OSKAR NEGT/ALEXANDER KLUGE – GESCHICHTE UND EIGENSINN:
Selbstverständlich wird im Theater über die Schulter gespuckt, und wehe, derjenige bedankt sich dafür dann ist er verloren!
nun hat es mir einen teil abgeschnitten, es fehlt das zitat aus oben angegebenen buch:
„Die menschlichen Eigenschaften entstehen aus Trennungsprozessen, und sie sind bewaffnet mit Eigensinn, der sich gegen die Trennung wehrt.“
lg
Dankeschön für Deine wertvollen Ergänzungen. Bei dem vorgestellten Büchlein handelt es um keine wissenschaftliche Untersuchung des Phänomens. Die Lektüre regt aber an, sich mit dem Thema zu befassen. Sie ist vergnüglich, bleibt aber an der Oberfläche.

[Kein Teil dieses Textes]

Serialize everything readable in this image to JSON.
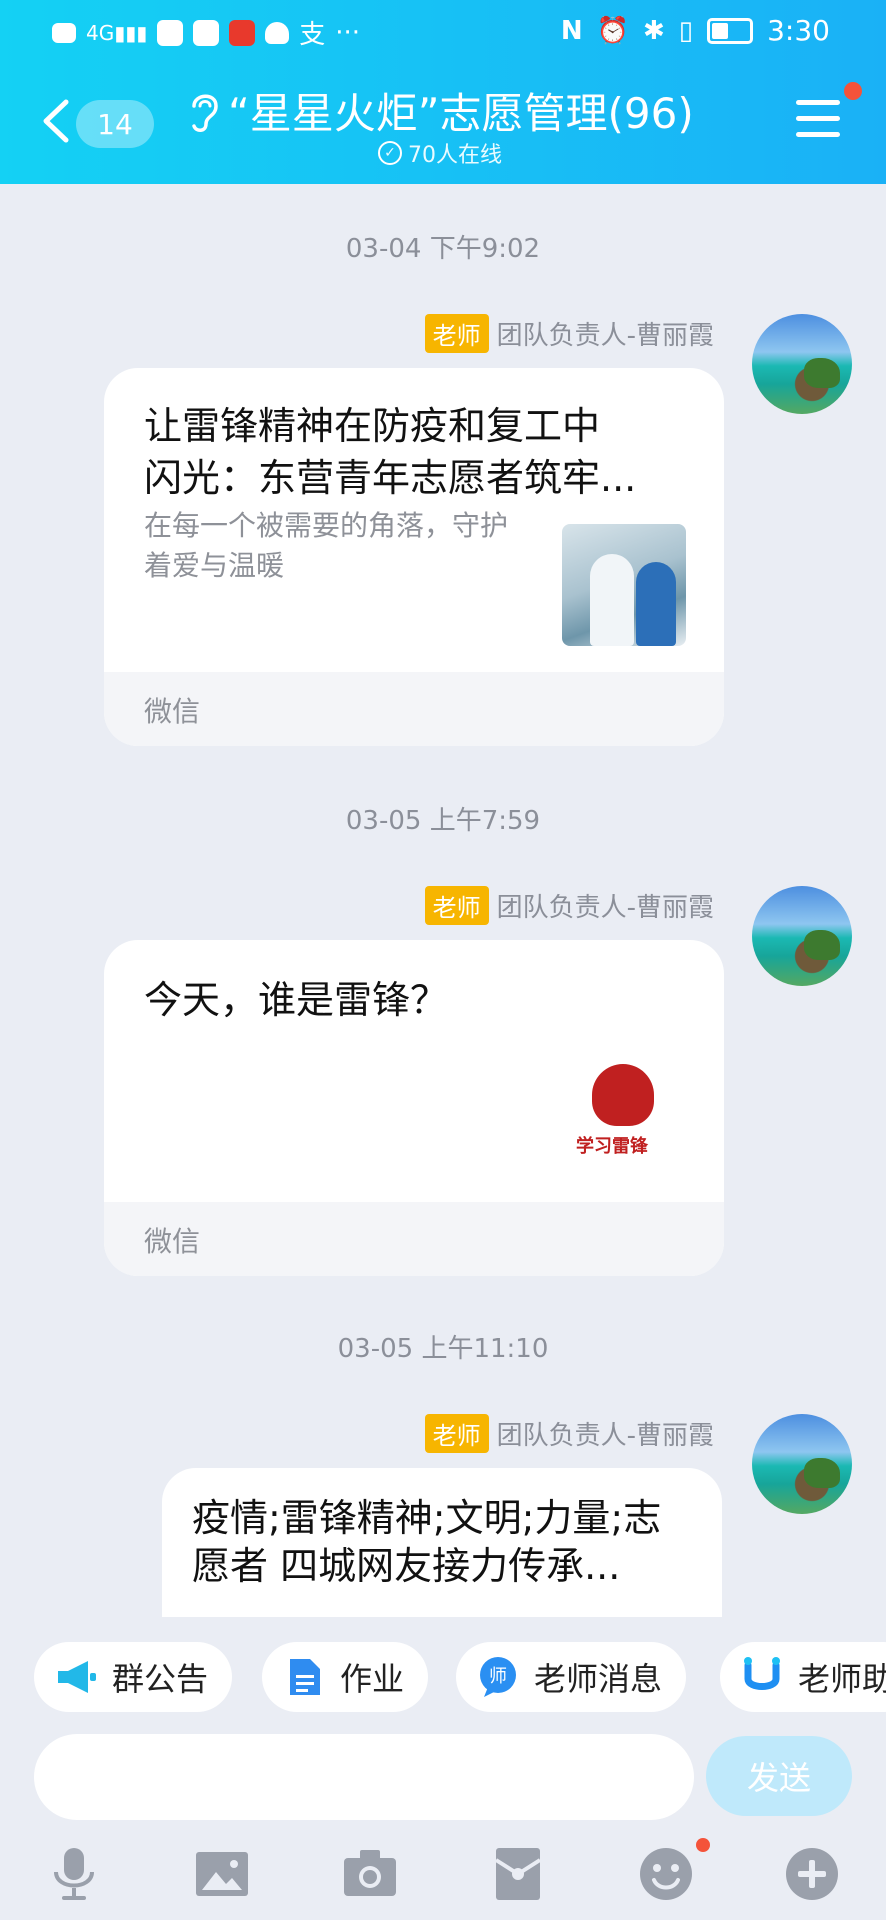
{
  "status_bar": {
    "left_icons": [
      "hd-icon",
      "4g-signal-icon",
      "app-icon",
      "app-icon",
      "app-icon",
      "cloud-icon",
      "alipay-icon",
      "more-icon"
    ],
    "network": "4G",
    "more": "···",
    "alipay": "支",
    "right_icons": [
      "nfc-icon",
      "alarm-icon",
      "bluetooth-icon",
      "vibrate-icon",
      "battery-icon"
    ],
    "nfc": "N",
    "time": "3:30"
  },
  "header": {
    "unread_count": "14",
    "title": "“星星火炬”志愿管理(96)",
    "online": "70人在线",
    "menu_badge_color": "#f4533a"
  },
  "messages": [
    {
      "timestamp": "03-04 下午9:02",
      "role_tag": "老师",
      "sender": "团队负责人-曹丽霞",
      "card": {
        "title_line1": "让雷锋精神在防疫和复工中",
        "title_line2": "闪光：东营青年志愿者筑牢...",
        "desc": "在每一个被需要的角落，守护着爱与温暖",
        "source": "微信"
      }
    },
    {
      "timestamp": "03-05 上午7:59",
      "role_tag": "老师",
      "sender": "团队负责人-曹丽霞",
      "card": {
        "title": "今天，谁是雷锋？",
        "thumb_text": "学习雷锋",
        "source": "微信"
      }
    },
    {
      "timestamp": "03-05 上午11:10",
      "role_tag": "老师",
      "sender": "团队负责人-曹丽霞",
      "bubble": {
        "line1": "疫情;雷锋精神;文明;力量;志",
        "line2": "愿者 四城网友接力传承..."
      }
    }
  ],
  "quick_actions": [
    {
      "label": "群公告",
      "icon": "megaphone-icon"
    },
    {
      "label": "作业",
      "icon": "document-icon"
    },
    {
      "label": "老师消息",
      "icon": "teacher-message-icon"
    },
    {
      "label": "老师助",
      "icon": "teacher-assistant-icon"
    }
  ],
  "composer": {
    "send_label": "发送",
    "tools": [
      "microphone-icon",
      "image-icon",
      "camera-icon",
      "red-packet-icon",
      "emoji-icon",
      "plus-icon"
    ]
  },
  "colors": {
    "header_gradient_start": "#14d1f4",
    "header_gradient_end": "#1ab1f6",
    "role_tag": "#f7b500",
    "background": "#eaedf4",
    "send_button": "#bfe9fb"
  }
}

Eene meene mei, flieg los Kartoffelbrei. Hex hex!
Bibi Blocksberg
Was wäre das Leben ohne ein bisschen Aberglaube?
Ich erinnere mich noch an meinen Religionslehrer, wie er dagegen wetterte. Aber was ist Religion eigentlich anderes?
Religion ist Irrglaube,
Aberglaube ist Oberglaube
Wie wäre es damit?
Da kann ich voll zustimmen!
Der Herr Hexemeister. Darf es auch couscous sein?
hmmm.. fällt mir nur gerade so ein, als ich deinen kommentar lese..
irrglaube..
glauben meint doch, etwas nicht beweisbares für gegeben halten. da es nicht beweisbar ist, kann man auch nicht unterscheiden, ob der glaubensinhalt richtig oder falsch ist. und damit ist doch auch der begriff des „irrens“ nicht anwendbar, da ich kein kriterium habe, zwischen „irren“ und „nicht irren“ zu unterscheiden.. ist daher nicht der Begriff „Irrglaube“ in sich unlogisch?
richtig oder erliege ich einem trugschluss?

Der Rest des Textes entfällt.